Nelle tante manifestazioni che hanno riempito le piazze sabato scorso, nel giorno della Festa della Donna, non abbiamo visto solo mimose e fiori, striscioni e girotondi, come avrebbe dovuto essere. I soliti facinorosi si sono infiltrati nei cortei, che avrebbero dovuto inneggiare alla pace, alla libertà, all’uguaglianza di genere, e li hanno trasformati in becere proteste, che nulla hanno a che vedere con le rivendicazioni delle donne. Prendiamo, ad esempio, quanto successo a Roma, in via Trastevere, davanti al Ministero dell’Istruzione e del Merito.
Giovani che schiumavano di rabbia hanno inveito contro il Ministro Giuseppe Valditara, come fosse il nemico da combattere, un demonio da maledire.
Slogan, urlati a gran voce, con parole violente e folli, in un sabato che avrebbe dovuto essere dedicato alle donne, a celebrare le loro conquiste, tra mille auspici di un futuro ancora migliore.
Non è stato così. “Maledetto”, c’era scritto su uno striscione indirizzato al Ministro Valditara e innalzato con fierezza da alcuni manifestanti.

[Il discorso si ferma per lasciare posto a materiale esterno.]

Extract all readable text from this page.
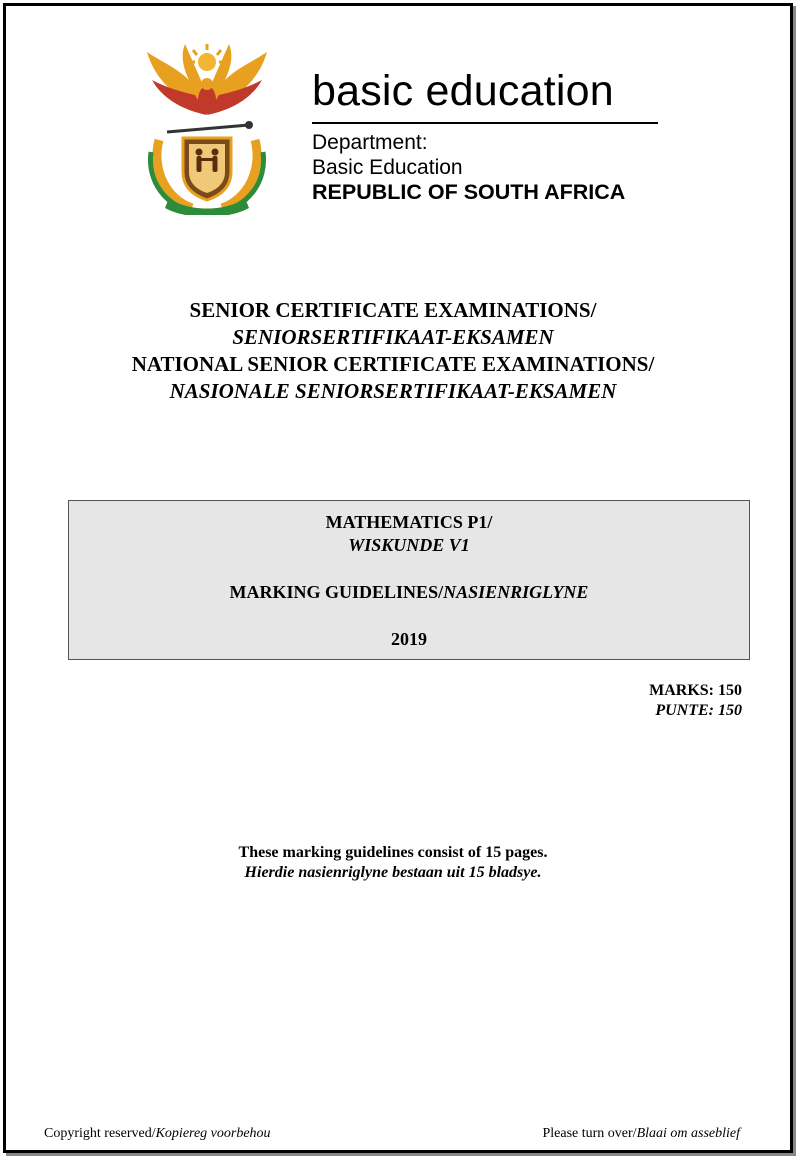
basic education
Department:
Basic Education
REPUBLIC OF SOUTH AFRICA
SENIOR CERTIFICATE EXAMINATIONS/
SENIORSERTIFIKAAT-EKSAMEN
NATIONAL SENIOR CERTIFICATE EXAMINATIONS/
NASIONALE SENIORSERTIFIKAAT-EKSAMEN
MATHEMATICS P1/
WISKUNDE V1
MARKING GUIDELINES/NASIENRIGLYNE
2019
MARKS: 150
PUNTE: 150
These marking guidelines consist of 15 pages.
Hierdie nasienriglyne bestaan uit 15 bladsye.
Copyright reserved/Kopiereg voorbehou	Please turn over/Blaai om asseblief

C’è da domandarsi chi siano quei ragazzi che hanno preparato quello striscione, dove abbiano studiato, in che scuola, in che aula, con quali docenti e con quali compagni. E, soprattutto, c’è da chiedersi: perché tanto odio e tanta rabbia contro l’istituzione che li ha cresciuti e formati?

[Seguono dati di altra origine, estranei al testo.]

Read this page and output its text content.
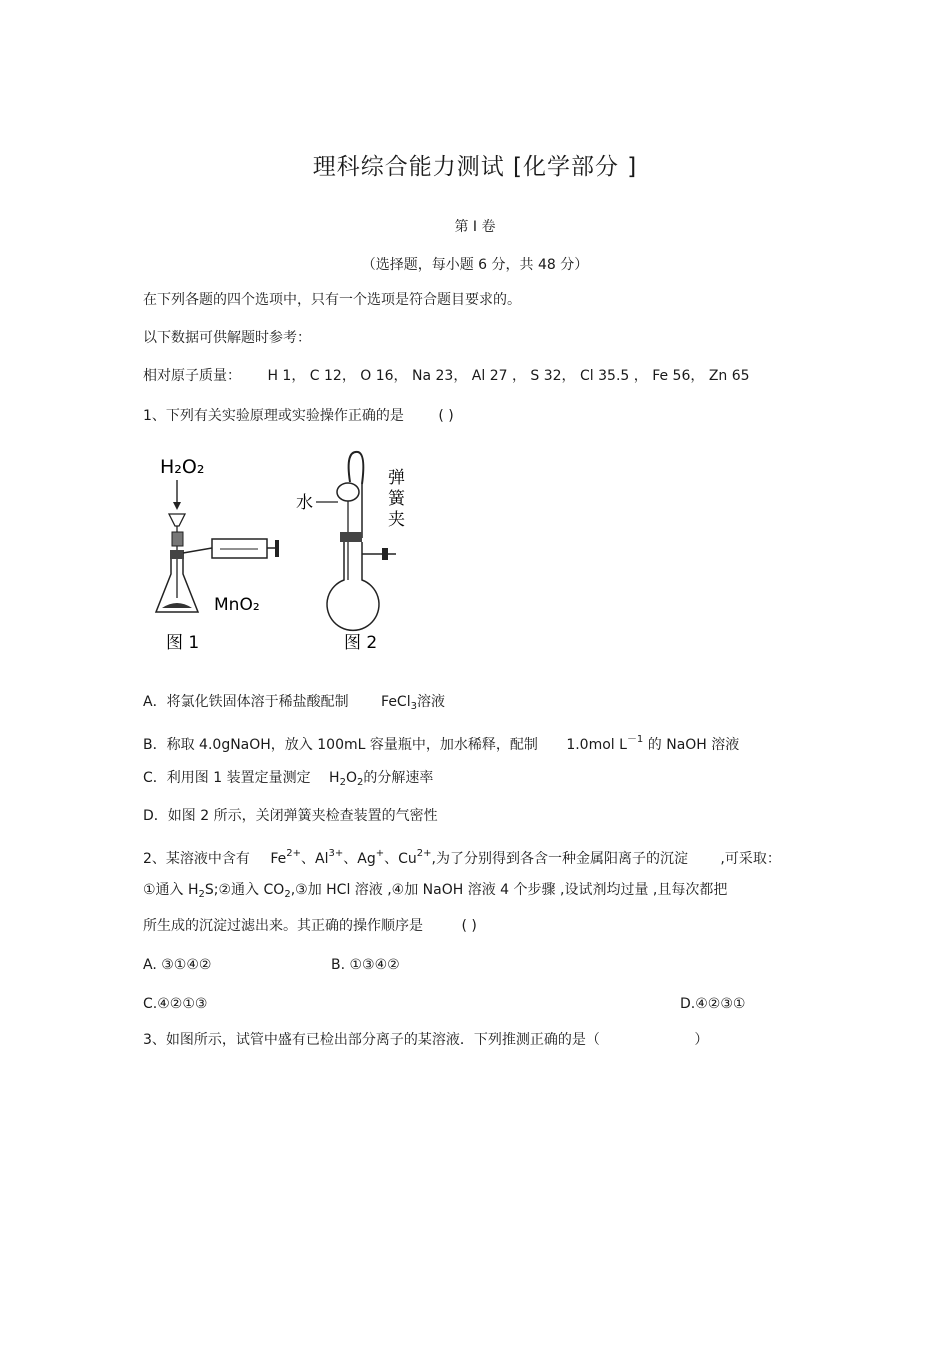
理科综合能力测试 [化学部分 ]
第 I 卷
（选择题，每小题 6 分，共 48 分）
在下列各题的四个选项中，只有一个选项是符合题目要求的。
以下数据可供解题时参考：
相对原子质量： H 1， C 12， O 16， Na 23， Al 27 ， S 32， Cl 35.5 ， Fe 56， Zn 65
1、下列有关实验原理或实验操作正确的是 ( )
H₂O₂
MnO₂
图 1
水
弹
簧
夹
图 2
A．将氯化铁固体溶于稀盐酸配制 FeCl$_3$溶液
B．称取 4.0gNaOH，放入 100mL 容量瓶中，加水稀释，配制 1.0mol $L^{-1}$ 的 NaOH 溶液
C．利用图 1 装置定量测定 $H_2O_2$的分解速率
D．如图 2 所示，关闭弹簧夹检查装置的气密性
2、某溶液中含有 $Fe^{2+}$、$Al^{3+}$、Ag+、$Cu^{2+}$,为了分别得到各含一种金属阳离子的沉淀 ,可采取：
①通入 $H_2S;②$通入 $CO_2,③$加 HCl 溶液 ,④加 NaOH 溶液 4 个步骤 ,设试剂均过量 ,且每次都把
所生成的沉淀过滤出来。其正确的操作顺序是	( )
A. ③①④②	B. ①③④②
C.④②①③	D.④②③①
3、如图所示，试管中盛有已检出部分离子的某溶液．下列推测正确的是（	）
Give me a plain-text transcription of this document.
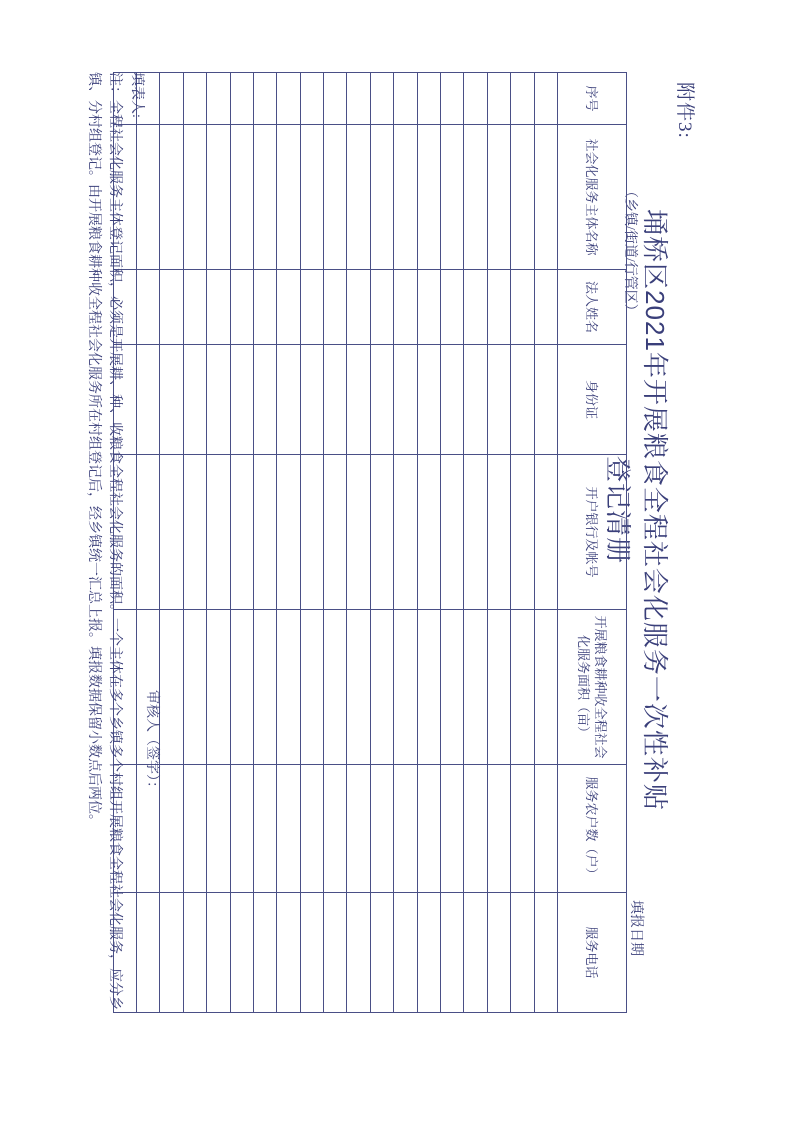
附件3:
埇桥区2021年开展粮食全程社会化服务一次性补贴登记清册
（乡镇/街道/行管区）
填报日期
序号	社会化服务主体名称	法人姓名	身份证	开户银行及帐号	开展粮食耕种收全程社会化服务面积（亩）	服务农户数（户）	服务电话

填表人:
审核人（签字）：
注：全程社会化服务主体登记面积，必须是开展耕、种、收粮食全程社会化服务的面积。一个主体在多个乡镇多个村组开展粮食全程社会化服务，应分乡镇、分村组登记。由开展粮食耕种收全程社会化服务所在村组登记后，经乡镇统一汇总上报。填报数据保留小数点后两位。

Fortunatamente, non tutti i ragazzi sono così. Ci sono anche quelli che siedono nei consigli di classe e nei consigli d’istituto, nei comitati di valutazione e nelle consulte provinciali, o nel Consiglio Nazionale dei Presidenti di Consulta.
I nuovi eletti, componenti del Coordinamento Nazionale dei Presidenti delle Consulte, sono stati ricevuti al MIM, in via Trastevere, lo scorso 6 marzo, quindi pochi giorni prima della manifestazione. Si sono confrontati proprio con il Ministro Valditara e gli hanno portato le loro proposte, le loro idee. Ma il confronto istituzionale fa poca notizia, perché il bosco che cresce non fa mai rumore.